"Oath Of Office: To Swear Or To Affirm"

REBECCA ROBERTS, host:

From NPR News, this is All Things Considered. I'm Rebecca Roberts.

Former President FRANKLIN ROOSEVELT: I, Franklin Delano Roosevelt, do solemnly swear...

Former President JOHN F. KENNEDY: I, John Fitzgerald Kennedy, do solemnly swear...

Former President RONALD REAGAN: I, Ronald Reagan, do solemnly swear...

Former President BILL CLINTON: I, William Jefferson Clinton, do solemnly swear...

ROBERTS: The Presidential Oath of Office - it's laid out in the Constitution. But did you know this? When Barack Obama takes it on Tuesday, he can choose not to swear, as NPR's Andrea Seabrook reports.

ANDREA SEABROOK: Article Two Section One of the Constitution actually reads like this.

Unidentified Man: Before he enter on the execution of his office, he shall take the following oath or affirmation. I do solemnly swear or affirm that I will faithfully execute the office of president of the United States and will to the best of my ability preserve, protect and defend the Constitution of the United States.

SEABROOK: Did you catch that? It was read here by an actor. It says, I do solemnly swear or affirm. The president has the option not to swear, but to affirm, instead. The root of this affirmation? Paul Lacey of the American Friends Service Committee says it comes from one of the basic tenets of the Religious Society of Friends, the Quakers.
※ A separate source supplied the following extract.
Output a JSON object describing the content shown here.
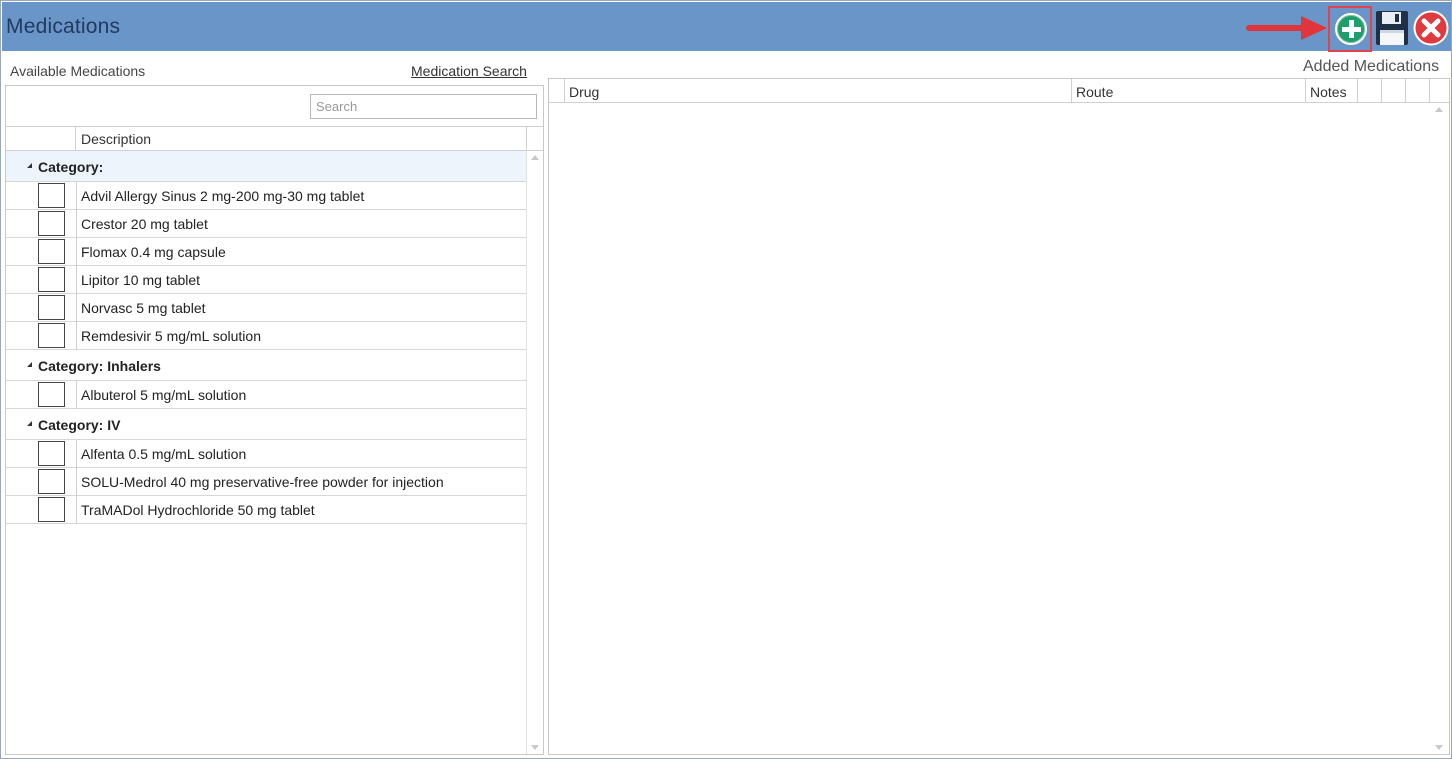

Mr. PAUL LACEY (Clerk, American Friends Service Committee): The Quakers were among some of those groups that took very literally the injunction in Scripture in the Sermon on the Mount that you should swear not, just period. You swear not.
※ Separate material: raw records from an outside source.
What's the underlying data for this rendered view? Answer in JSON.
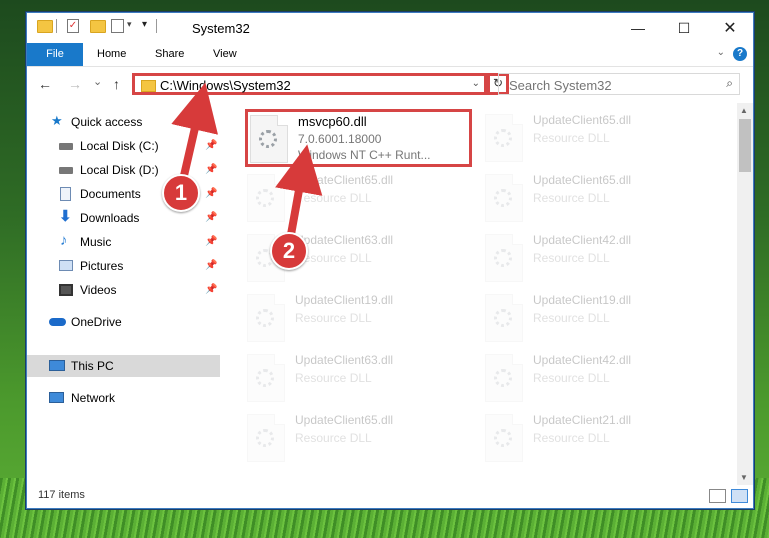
{
  "window": {
    "title": "System32"
  },
  "ribbon": {
    "tabs": [
      "File",
      "Home",
      "Share",
      "View"
    ],
    "help": "?"
  },
  "nav": {
    "back": "←",
    "forward": "→",
    "recent": "⌄",
    "up": "↑"
  },
  "address": {
    "path": "C:\\Windows\\System32",
    "refresh": "↻"
  },
  "search": {
    "placeholder": "Search System32"
  },
  "sidebar": {
    "items": [
      {
        "label": "Quick access",
        "icon": "star-icon"
      },
      {
        "label": "Local Disk (C:)",
        "icon": "drive-icon"
      },
      {
        "label": "Local Disk (D:)",
        "icon": "drive-icon"
      },
      {
        "label": "Documents",
        "icon": "documents-icon"
      },
      {
        "label": "Downloads",
        "icon": "download-icon"
      },
      {
        "label": "Music",
        "icon": "music-icon"
      },
      {
        "label": "Pictures",
        "icon": "pictures-icon"
      },
      {
        "label": "Videos",
        "icon": "videos-icon"
      },
      {
        "label": "OneDrive",
        "icon": "cloud-icon"
      },
      {
        "label": "This PC",
        "icon": "computer-icon",
        "selected": true
      },
      {
        "label": "Network",
        "icon": "network-icon"
      }
    ]
  },
  "files": [
    {
      "name": "msvcp60.dll",
      "line2": "7.0.6001.18000",
      "line3": "Windows NT C++ Runt...",
      "highlight": true
    },
    {
      "name": "UpdateClient65.dll",
      "line2": "Resource DLL"
    },
    {
      "name": "UpdateClient65.dll",
      "line2": "Resource DLL"
    },
    {
      "name": "UpdateClient65.dll",
      "line2": "Resource DLL"
    },
    {
      "name": "UpdateClient63.dll",
      "line2": "Resource DLL"
    },
    {
      "name": "UpdateClient42.dll",
      "line2": "Resource DLL"
    },
    {
      "name": "UpdateClient19.dll",
      "line2": "Resource DLL"
    },
    {
      "name": "UpdateClient19.dll",
      "line2": "Resource DLL"
    },
    {
      "name": "UpdateClient63.dll",
      "line2": "Resource DLL"
    },
    {
      "name": "UpdateClient42.dll",
      "line2": "Resource DLL"
    },
    {
      "name": "UpdateClient65.dll",
      "line2": "Resource DLL"
    },
    {
      "name": "UpdateClient21.dll",
      "line2": "Resource DLL"
    }
  ],
  "status": {
    "count": "117 items"
  },
  "callouts": {
    "one": "1",
    "two": "2"
  },
  "colors": {
    "accent": "#1979ca",
    "highlight": "#d64545"
  }
}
SEABROOK: Here's what the Bible says.

Unidentified Man: But I tell you, do not swear at all, either by heaven for it is God's throne or by the earth for it is his foot stool. Simply let your yes be yes and your no, no. Anything beyond this comes from the evil one.
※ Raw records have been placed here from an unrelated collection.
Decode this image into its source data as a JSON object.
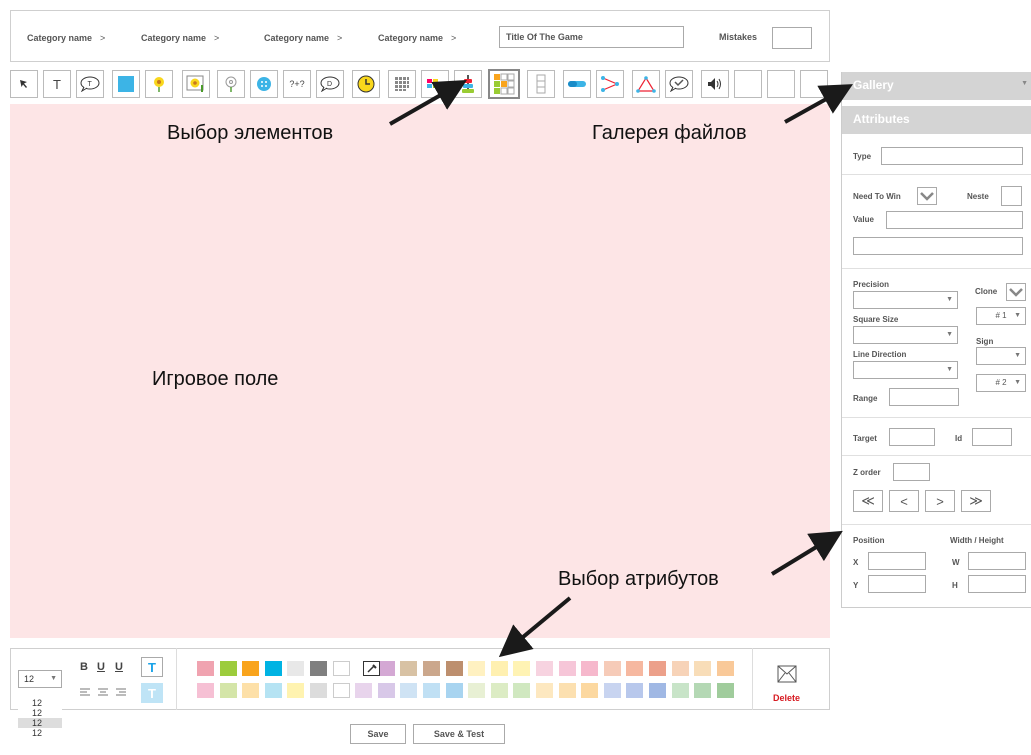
{
  "header": {
    "breadcrumbs": [
      "Category name",
      "Category name",
      "Category name",
      "Category name"
    ],
    "separator": ">",
    "game_title": "Title Of The Game",
    "mistakes_label": "Mistakes"
  },
  "toolbar": {
    "text_tool_glyph": "T",
    "question_tool_glyph": "?+?"
  },
  "panel": {
    "gallery_label": "Gallery",
    "attributes_label": "Attributes",
    "type_label": "Type",
    "need_to_win_label": "Need To Win",
    "neste_label": "Neste",
    "value_label": "Value",
    "precision_label": "Precision",
    "clone_label": "Clone",
    "square_size_label": "Square Size",
    "sign_label": "Sign",
    "line_direction_label": "Line Direction",
    "range_label": "Range",
    "clone_select_1": "# 1",
    "clone_select_2": "# 2",
    "target_label": "Target",
    "id_label": "Id",
    "z_order_label": "Z order",
    "position_label": "Position",
    "width_height_label": "Width / Height",
    "x_label": "X",
    "y_label": "Y",
    "w_label": "W",
    "h_label": "H"
  },
  "bottom": {
    "font_size_value": "12",
    "font_size_options": [
      "12",
      "12",
      "12",
      "12"
    ],
    "bold": "B",
    "underline": "U",
    "underline_alt": "U",
    "text_color_glyph": "T",
    "delete_label": "Delete",
    "colors_row1": [
      "#f0a3b0",
      "#9ccc3c",
      "#f9a41c",
      "#00b3e3",
      "#e8e8e8",
      "#7f7f7f",
      "#ffffff",
      "#ffffff",
      "#d4a8d4",
      "#d8c2a4",
      "#cba78c",
      "#bd8f6e",
      "#fff1c1",
      "#fff0b0",
      "#fff3b4",
      "#f7d3e0",
      "#f6c6d8",
      "#f6b8cc",
      "#f6cbb8",
      "#f6b8a0",
      "#eca08a",
      "#f7d3b8",
      "#f8ddb8",
      "#f9c999"
    ],
    "colors_row2": [
      "#f6c0d4",
      "#d4e5a8",
      "#fde0a8",
      "#b5e3f3",
      "#fff3b0",
      "#dcdcdc",
      "#ffffff",
      "#e8d4ec",
      "#d8c8e8",
      "#cfe3f4",
      "#c0e0f4",
      "#a8d4f0",
      "#e8f0d4",
      "#dcecc4",
      "#d0e8c0",
      "#fde8c0",
      "#fce0b0",
      "#fcd8a0",
      "#c8d4f0",
      "#b8c8ec",
      "#a0b8e4",
      "#c8e4c8",
      "#b4d8b4",
      "#a0cc9c"
    ]
  },
  "buttons": {
    "save": "Save",
    "save_test": "Save & Test"
  },
  "annotations": {
    "select_elements": "Выбор элементов",
    "file_gallery": "Галерея файлов",
    "game_field": "Игровое поле",
    "select_attributes": "Выбор атрибутов"
  },
  "colors": {
    "field_bg": "#fde5e6",
    "panel_header": "#d4d4d4",
    "delete_red": "#d71920",
    "text_color_accent": "#1aa3e8"
  }
}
Mr. LACEY: The meaning behind that for Quakers was not only the sense that if the Sermon on the Mount gives you an ethical principle, you ought to take it very, very seriously, but also that if you swear, you are suggesting that maybe other times you don't tell the truth.

SEABROOK: Still, affirming has been very, very rare. President Franklin Pierce chose to affirm his oath in 1853. But it's not just some antiquated relic of a bygone century either, says Paul Lacey. These days, secular humanists, atheists, and agnostics for whom swearing by God is actually against their consciences, as well as many religious conservatives and Quakers, choose to affirm in oath rather than swear it. Andrea Seabrook, NPR News.